With the Texas Rangers planning to emerge in 2020, it’s time they think long and hard about what to do with the ever-struggling Rougned Odor.
Sigh in disappointment… let’s talk Rougned Odor. We’ve entered the final month of the regular season; there is no more “wait and see,” there is no more defense, and there is hardly any hope remaining for the Texas Rangers second baseman. He is the lowest among MLB qualifiers in batting average, he’s posted a career-low WAR and he’s currently in a 2-for-35 stretch at the plate. Odor is hurting the team, not helping it.
So, how should the Rangers handle him moving forward?
The situation is more drastic than ever. Not only is the high-dollar Odor performing terribly, but the club is trending in the right direction and should be a playoff threat as early as next season. More of the same from Odor in 2020 — or anything close to the same — and the Rangers will be lessening their chances.
He’s obviously replaceable, and there are plenty of players in a position to replace him. Texas needs to find a place for Danny Santana next year. Infielder Nick Solak has played impressive baseball in a short sample. Also, there’s a moderate chance the Texas Rangers focus Willie Calhoun‘s offseason efforts around second base to accommodate a crowded and youthful outfield.
All three of those players have given the organization more to work with than Odor has this year.
In case you were wondering, Rougned Odor cannot be sent to the minor leagues. His MLB service time has exceeded the mark that gives a team the power to demote a player without his say. Texas would now have to subject Odor to waivers before sending him down, which is a risk.
Still, that is an option, and there’s a strong possibility Odor would clear waivers and end up in the minor leagues. Though, a better option may be to test him on the trade market this offseason. His numbers are not good and his contract is far from appealing. But he’s 25 years old and he certainly has some ability that another team might like to experiment with. The Rangers won’t be negotiating with power, but they’ll be able to deal Odor if they eat the vast majority of his contract.
It’s never ideal for an organization to be paying a player to play for another squad; however, it happens from time to time all throughout sports. Furthermore, Texas doesn’t want an unproductive player taking up a spot on the 25-man roster. One more horrendous season from Odor and he’ll essentially have no trade value. That’s why the time may be as good as it ever will be to ship him elsewhere.
The other option is to treat him as a utility man. The Texas Rangers would send the message to him after the season that he’s no longer being looked at as the club’s starting second baseman. Perhaps that would give him the nudge he needs to get his game into shape.
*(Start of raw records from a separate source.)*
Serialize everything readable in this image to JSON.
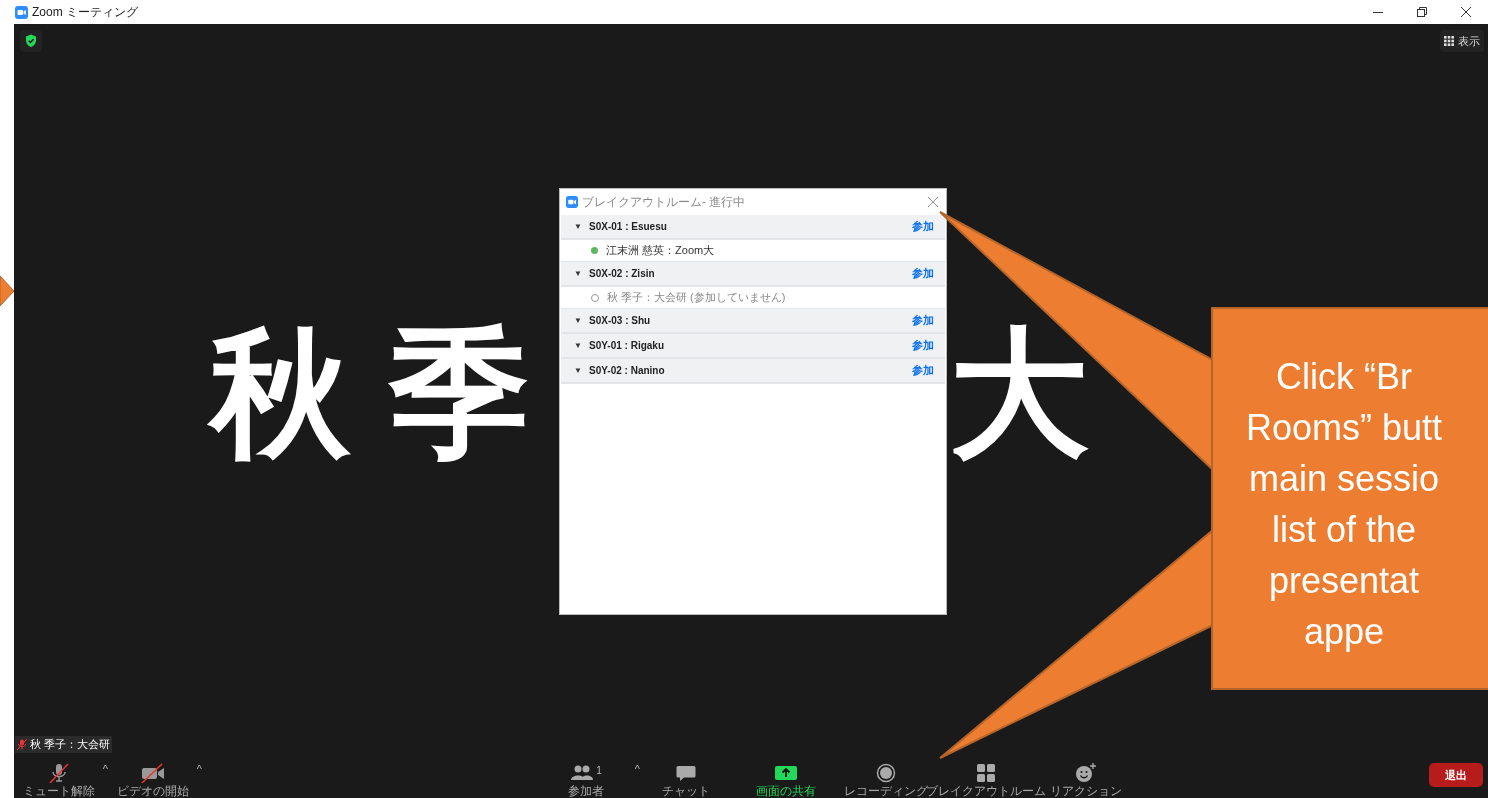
{
  "window": {
    "title": "Zoom ミーティング"
  },
  "view_button": {
    "label": "表示"
  },
  "video": {
    "name_pieces": [
      "秋 季",
      "大"
    ]
  },
  "breakout_dialog": {
    "title": "ブレイクアウトルーム- 進行中",
    "rooms": [
      {
        "toggle": "▼",
        "name": "S0X-01 : Esuesu",
        "join": "参加",
        "expanded": true,
        "participants": [
          {
            "name": "江末洲 慈英：Zoom大",
            "joined": true
          }
        ]
      },
      {
        "toggle": "▼",
        "name": "S0X-02 : Zisin",
        "join": "参加",
        "expanded": true,
        "participants": [
          {
            "name": "秋 季子：大会研 (参加していません)",
            "joined": false
          }
        ]
      },
      {
        "toggle": "▼",
        "name": "S0X-03 : Shu",
        "join": "参加",
        "expanded": true
      },
      {
        "toggle": "▼",
        "name": "S0Y-01 : Rigaku",
        "join": "参加",
        "expanded": true
      },
      {
        "toggle": "▼",
        "name": "S0Y-02 : Nanino",
        "join": "参加",
        "expanded": true
      }
    ]
  },
  "name_tag": {
    "name": "秋 季子：大会研",
    "muted": true
  },
  "toolbar": {
    "left": [
      {
        "kind": "mic",
        "label": "ミュート解除",
        "off": true,
        "menu_caret": "^",
        "highlighted": false
      },
      {
        "kind": "video",
        "label": "ビデオの開始",
        "off": true,
        "menu_caret": "^",
        "highlighted": false
      }
    ],
    "center": [
      {
        "kind": "participants",
        "label": "参加者",
        "count": "1",
        "menu_caret": "^",
        "highlighted": false
      },
      {
        "kind": "chat",
        "label": "チャット",
        "menu_caret": false,
        "highlighted": false
      },
      {
        "kind": "share",
        "label": "画面の共有",
        "menu_caret": false,
        "highlighted": true
      },
      {
        "kind": "record",
        "label": "レコーディング",
        "menu_caret": false,
        "highlighted": false
      },
      {
        "kind": "breakout",
        "label": "ブレイクアウトルーム",
        "menu_caret": false,
        "highlighted": false
      },
      {
        "kind": "reaction",
        "label": "リアクション",
        "menu_caret": false,
        "highlighted": false
      }
    ],
    "leave": "退出"
  },
  "callout": {
    "lines": [
      "Click “Br",
      "Rooms” butt",
      "main sessio",
      "list of the",
      "presentat",
      "appe"
    ]
  }
}
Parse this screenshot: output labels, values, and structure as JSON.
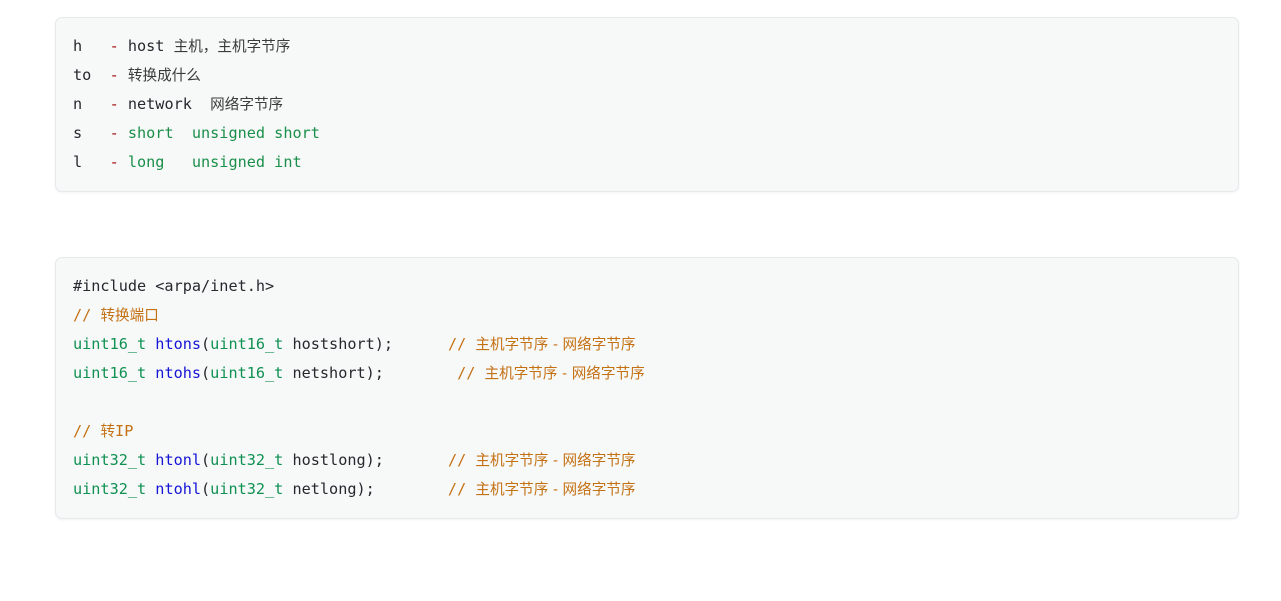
{
  "document": {
    "kind": "code-notes",
    "background_color": "#ffffff",
    "card_background": "#f7f8f8",
    "card_border_color": "#e6e9ec"
  },
  "palette": {
    "plain": "#24292e",
    "dash": "#a31515",
    "keyword_green": "#1a8f4a",
    "type_green": "#0f9152",
    "function_blue": "#1515d6",
    "comment_orange": "#c47113",
    "cjk_text": "#3b3b3b"
  },
  "blocks": [
    {
      "id": "legend",
      "name": "mnemonic-legend-block",
      "lines": [
        {
          "id": "legend-h",
          "segments": [
            {
              "text": "h   ",
              "style": "plain"
            },
            {
              "text": "- ",
              "style": "dash"
            },
            {
              "text": "host ",
              "style": "plain"
            },
            {
              "text": "主机，主机字节序",
              "style": "cjk"
            }
          ]
        },
        {
          "id": "legend-to",
          "segments": [
            {
              "text": "to  ",
              "style": "plain"
            },
            {
              "text": "- ",
              "style": "dash"
            },
            {
              "text": "转换成什么",
              "style": "cjk"
            }
          ]
        },
        {
          "id": "legend-n",
          "segments": [
            {
              "text": "n   ",
              "style": "plain"
            },
            {
              "text": "- ",
              "style": "dash"
            },
            {
              "text": "network  ",
              "style": "plain"
            },
            {
              "text": "网络字节序",
              "style": "cjk"
            }
          ]
        },
        {
          "id": "legend-s",
          "segments": [
            {
              "text": "s   ",
              "style": "plain"
            },
            {
              "text": "- ",
              "style": "dash"
            },
            {
              "text": "short  unsigned short",
              "style": "green"
            }
          ]
        },
        {
          "id": "legend-l",
          "segments": [
            {
              "text": "l   ",
              "style": "plain"
            },
            {
              "text": "- ",
              "style": "dash"
            },
            {
              "text": "long   unsigned int",
              "style": "green"
            }
          ]
        }
      ]
    },
    {
      "id": "api",
      "name": "byte-order-api-block",
      "lines": [
        {
          "id": "api-include",
          "segments": [
            {
              "text": "#include <arpa/inet.h>",
              "style": "plain"
            }
          ]
        },
        {
          "id": "api-comment-port",
          "segments": [
            {
              "text": "// ",
              "style": "comment"
            },
            {
              "text": "转换端口",
              "style": "comment-cjk"
            }
          ]
        },
        {
          "id": "api-htons",
          "segments": [
            {
              "text": "uint16_t ",
              "style": "type"
            },
            {
              "text": "htons",
              "style": "fn"
            },
            {
              "text": "(",
              "style": "punc"
            },
            {
              "text": "uint16_t",
              "style": "type"
            },
            {
              "text": " hostshort);",
              "style": "plain"
            },
            {
              "text": "      ",
              "style": "plain"
            },
            {
              "text": "// ",
              "style": "comment"
            },
            {
              "text": "主机字节序 - 网络字节序",
              "style": "comment-cjk"
            }
          ]
        },
        {
          "id": "api-ntohs",
          "segments": [
            {
              "text": "uint16_t ",
              "style": "type"
            },
            {
              "text": "ntohs",
              "style": "fn"
            },
            {
              "text": "(",
              "style": "punc"
            },
            {
              "text": "uint16_t",
              "style": "type"
            },
            {
              "text": " netshort);",
              "style": "plain"
            },
            {
              "text": "        ",
              "style": "plain"
            },
            {
              "text": "// ",
              "style": "comment"
            },
            {
              "text": "主机字节序 - 网络字节序",
              "style": "comment-cjk"
            }
          ]
        },
        {
          "id": "api-blank-1",
          "segments": []
        },
        {
          "id": "api-comment-ip",
          "segments": [
            {
              "text": "// ",
              "style": "comment"
            },
            {
              "text": "转",
              "style": "comment-cjk"
            },
            {
              "text": "IP",
              "style": "comment"
            }
          ]
        },
        {
          "id": "api-htonl",
          "segments": [
            {
              "text": "uint32_t ",
              "style": "type"
            },
            {
              "text": "htonl",
              "style": "fn"
            },
            {
              "text": "(",
              "style": "punc"
            },
            {
              "text": "uint32_t",
              "style": "type"
            },
            {
              "text": " hostlong);",
              "style": "plain"
            },
            {
              "text": "       ",
              "style": "plain"
            },
            {
              "text": "// ",
              "style": "comment"
            },
            {
              "text": "主机字节序 - 网络字节序",
              "style": "comment-cjk"
            }
          ]
        },
        {
          "id": "api-ntohl",
          "segments": [
            {
              "text": "uint32_t ",
              "style": "type"
            },
            {
              "text": "ntohl",
              "style": "fn"
            },
            {
              "text": "(",
              "style": "punc"
            },
            {
              "text": "uint32_t",
              "style": "type"
            },
            {
              "text": " netlong);",
              "style": "plain"
            },
            {
              "text": "        ",
              "style": "plain"
            },
            {
              "text": "// ",
              "style": "comment"
            },
            {
              "text": "主机字节序 - 网络字节序",
              "style": "comment-cjk"
            }
          ]
        }
      ]
    }
  ]
}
Come spring training, Texas would assess his game and make a judgement call as to whether he can produce at an acceptable level. If not, send him to the pine.
The main issue with that plan is Rougned Odor is not a traditional utility player. He can only play one position. Plus, given his inconsistency even with consistent playing time, it’s unlikely he’d be much of a threat coming off the bench in periodic fashion.
I think we’ve already seen the best of Rougned Odor in a Texas Rangers uniform. I think there are a number of second base options that will help the team more than Odor moving forward. I think the Rangers will find a way to move him this offseason.
He’s had more than his fair chance to prove himself, and a .194 batting average alongside a -1.0 WAR in his 6th big league season just isn’t cutting it. It’s time for the Rangers to reset and move on without him.